Why Logic Foundries Will Fail in Moving to Analog

The analog foundry business is not a fad. Many foundries are seriously trying to move into this space. However, transformation requires a change from being contract manufacturers that provide capacity and compete on the cost side, to becoming true providers of feature-rich process technologies with modular front- and back-ends and comprehensive process characterization. Also, analog foundries must offer a complete analog design ecosystem including libraries, analog intellectual property (IP) and lots of design support – complicated by the absence of standards.
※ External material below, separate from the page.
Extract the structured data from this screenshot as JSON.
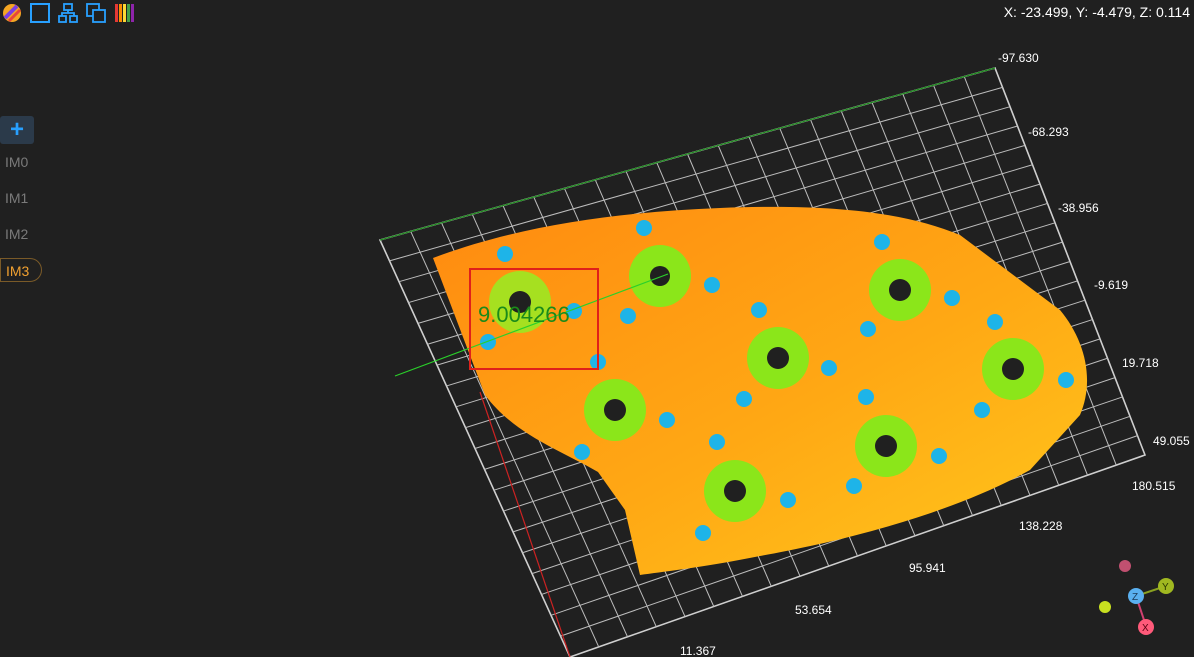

Such capabilities would enable customers to reuse their analog IP across different applications and various technology platforms. Moving into the analog space is no easy task, and such a transformation, especially near term, is barrier-ridden.

 

Analog Design Ecosystem: Analog foundries must offer a complete analog design ecosystem including a large variety of active and passive primitive devices, digital standard cell and input/output (I/O) libraries, analog IP, models and comprehensive design support.

Why is there so much activity in the analog foundry space right now? It’s commonly perceived that the digital business is driven by Moore’s Law, which states that the number of gates doubles every 18 to 24 months. The implication is that whoever follows Moore’s Law must move to smaller process nodes. Currently, 22-nanometer nodes are in development. However, the associated costs are rising significantly, making it more and more difficult to justify such investments when only a handful of applications (e.g., microprocessors, baseband chips for cell phones, DRAMs and Flash memory) create a positive return on investment (ROI). Often, it’s no longer feasible to move to smaller process node development. The number of players that can afford to do business in the digital foundry space is shrinking rapidly. Such players as TSMC, UMC and Chartered have the financial strength to follow Moore’s Law, but it’s not known if they or other foundries will be able to follow it in the future.

The accelerating cost associated with following Moore’s Law and building 300mm mega-fabs capable of running up to 100,000 wafers per month leaves a number of smaller digital foundry players at a competitive disadvantage. They are stuck with 8-inch fabs and process capabilities from 0.35- to 0.13-micron. The digital applications they previously served are moving to 90-nanometer and smaller geometries manufactured in highly efficient 300mm fabs, well beyond the range these smaller fabs can handle. Therefore, these foundries face the challenge of trying to sustain profitability.

The way out of this dilemma is to address applications within their technology reach, such as CMOS image sensors, smart discretes, CMOS microelectromechanical systems (MEMS) or analog applications.

Analog is the largest market at approximately US$40 billion in 2008. It’s no surprise that many smaller foundries are trying to find new business in the analog fab space.

Although analog IC vendors follow Moore’s Law, they follow it at a much slower pace, and do not jump to different process nodes every 18 to 24 months. In fact, major analog nodes of 1.0- , 0.80-, 0.60- and now 0.35-micron are in stark contrast to the digital nodes currently at 45-nanometer, already nearly an order of magnitude smaller.

Analog IC vendors currently are moving to 0.18-micron, with 0.13-micron analog technology in development. However, many analog integrated device manufacturers (IDMs) have internal capabilities down to 0.35-micron only. To move to quarter micron and below to remain competitive, they face a major decision: build their own 0.18-micron capabilities (i.e., build a new fab) or choose a foundry partner with these capabilities.

So the semiconductor industry finds itself at an unusual nexus. Second-tier digital foundries are stuck with idle capacity for process nodes at 0.35-, 0.18- and 0.13-micron, and are looking for ways to fill it. Meanwhile, the analog world now is moving into those process nodes, leaving many analog IDMs that lack this capability facing “build or buy” decisions. The situation is heightened by the pressure of the industry-wide move toward fabless or fab-lite strategies, and the extremely difficult task of choosing the right analog foundry partner.